Bir sonraki duruşma 21 Mart'ta
Beyanların ardından mütalaasını açıklayan savcı Edip Şahiner, Gezi davası sanıklarına ilişkin esas hakkında mütalaa verilmesi için dosyanın savcılığa tevdiini ve Osman Kavala’nın da tutukluluk halinin devamını talep etti.
Buna karşılık Köksal Bayraktar savcı Şahiner’e “Dört buçuk yıldan beri tutuklu olan birinin tutukluluk halinin devamı bu kadar önyargılı, bu kadar klişe olamaz. Hukuk bu şekilde olmaz. Karşılıklı gerekçeler olması lazım” sözleriyle tepki gösterdi.
Söz almak isteyen Can Atalay'a da mahkeme başkanı "Sizinle ilgili bir durum yok" diyerek duruşmaya ara verdi.
Daha sonra ara kararını açıklayan mahkeme Osman Kavala'nın tutukluluk halinin devamına ve çArşı davasının tefriğine karar verdi. Bir sonraki duruşma 21 Mart saat 10.00'da.
Gezi ve çArşı davasındaki beraat kararlarının geçtiğimiz yıl bozulmasının ardından birleştirilmişti.
Bir hakim Osman Kavala'nın tahliye edilmesi gerektiğini savundu
Mahkeme heyetindeki üye hakim Kürşad Bektaş karara şerh koyarak Kavala'nın tahliye edilmesi gerektiğini savundu.

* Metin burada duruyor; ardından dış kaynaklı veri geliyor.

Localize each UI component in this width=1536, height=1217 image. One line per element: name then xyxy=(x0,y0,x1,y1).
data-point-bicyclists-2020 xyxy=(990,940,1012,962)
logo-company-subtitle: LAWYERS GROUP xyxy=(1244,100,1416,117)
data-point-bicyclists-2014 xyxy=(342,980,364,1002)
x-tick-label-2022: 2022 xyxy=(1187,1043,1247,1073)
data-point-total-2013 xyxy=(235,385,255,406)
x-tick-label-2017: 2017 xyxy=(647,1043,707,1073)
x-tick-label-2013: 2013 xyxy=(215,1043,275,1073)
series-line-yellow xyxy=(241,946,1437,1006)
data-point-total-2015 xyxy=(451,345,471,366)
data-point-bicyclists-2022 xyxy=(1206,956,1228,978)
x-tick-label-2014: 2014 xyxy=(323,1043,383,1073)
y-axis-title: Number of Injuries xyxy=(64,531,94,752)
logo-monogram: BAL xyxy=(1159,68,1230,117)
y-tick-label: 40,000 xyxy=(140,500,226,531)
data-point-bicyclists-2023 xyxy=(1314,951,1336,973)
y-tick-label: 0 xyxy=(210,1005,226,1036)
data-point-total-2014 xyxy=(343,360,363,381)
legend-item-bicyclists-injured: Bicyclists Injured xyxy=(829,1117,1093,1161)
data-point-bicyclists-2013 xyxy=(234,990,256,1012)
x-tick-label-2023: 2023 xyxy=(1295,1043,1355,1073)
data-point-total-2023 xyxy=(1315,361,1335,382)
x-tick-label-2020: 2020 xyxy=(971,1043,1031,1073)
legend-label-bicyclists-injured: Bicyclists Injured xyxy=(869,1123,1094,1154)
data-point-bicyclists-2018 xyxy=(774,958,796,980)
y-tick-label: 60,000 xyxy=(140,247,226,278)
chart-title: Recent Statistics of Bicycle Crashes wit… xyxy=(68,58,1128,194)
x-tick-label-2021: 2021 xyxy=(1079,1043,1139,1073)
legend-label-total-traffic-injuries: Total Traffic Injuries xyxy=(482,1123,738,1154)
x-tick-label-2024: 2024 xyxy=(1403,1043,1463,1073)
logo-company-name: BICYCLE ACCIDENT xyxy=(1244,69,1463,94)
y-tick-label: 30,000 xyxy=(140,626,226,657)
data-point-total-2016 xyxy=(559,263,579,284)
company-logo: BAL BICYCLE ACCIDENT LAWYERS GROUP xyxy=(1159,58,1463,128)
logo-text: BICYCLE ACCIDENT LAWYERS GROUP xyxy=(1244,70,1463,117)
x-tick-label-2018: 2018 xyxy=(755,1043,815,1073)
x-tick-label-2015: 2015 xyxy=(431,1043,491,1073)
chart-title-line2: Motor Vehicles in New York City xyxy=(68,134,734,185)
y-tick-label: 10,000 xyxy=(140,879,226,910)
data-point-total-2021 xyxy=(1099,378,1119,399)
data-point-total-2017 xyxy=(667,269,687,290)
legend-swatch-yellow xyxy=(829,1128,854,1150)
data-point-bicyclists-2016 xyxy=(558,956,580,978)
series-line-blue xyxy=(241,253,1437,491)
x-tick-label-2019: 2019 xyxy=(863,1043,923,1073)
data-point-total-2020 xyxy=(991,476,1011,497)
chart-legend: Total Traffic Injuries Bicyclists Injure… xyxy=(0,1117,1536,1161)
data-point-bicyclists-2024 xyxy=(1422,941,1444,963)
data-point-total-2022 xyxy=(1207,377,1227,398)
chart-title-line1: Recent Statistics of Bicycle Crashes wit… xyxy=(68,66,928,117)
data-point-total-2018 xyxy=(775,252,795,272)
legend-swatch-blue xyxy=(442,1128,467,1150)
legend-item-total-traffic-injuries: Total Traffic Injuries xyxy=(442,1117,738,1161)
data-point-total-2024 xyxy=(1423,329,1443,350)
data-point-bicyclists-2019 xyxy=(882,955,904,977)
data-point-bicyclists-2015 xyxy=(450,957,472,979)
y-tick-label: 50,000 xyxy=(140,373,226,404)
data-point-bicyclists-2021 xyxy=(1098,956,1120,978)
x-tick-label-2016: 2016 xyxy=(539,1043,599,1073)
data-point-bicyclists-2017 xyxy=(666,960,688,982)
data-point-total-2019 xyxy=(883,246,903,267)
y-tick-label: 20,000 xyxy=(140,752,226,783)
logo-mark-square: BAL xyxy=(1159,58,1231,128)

Bektaş, şerhte "Sanığın savunmasının alınmış olması, delillerin toplanmış olması, dosya kapsami, delil durumu, dosyanın geldiği aşama. bu aşamadan sonra sanığın delil karartma ihtimalinin olmaması, sanığın tutuklulukta geçirdiği süre, tutukluğun bir tedbir oluşu, tutuklulukta istenilen amaca 5271 sayılı CMK'nın 109. Maddesinde belirlenen adli kontrol tedbirlerinden bir veya bir kaçının uygulanması ile ulaşılabileceği değerlendirilerek sanığın durumuna göre ölçülü olmayan tutukluluğunun devamı yönündeki çoğunluğun görüşüne katılmayarak, sanığa uygulanacak ölçülü bir veya bir kaç adli kontrol tedbiri ile tahliyesi görüşü ve kanaatindeyim." dedi.
Bektaş geçtiğimiz iki duruşmada da karara muhalif kalmış ve Kavala'nın tahliye edilmesi gerektiğini belirtmişti.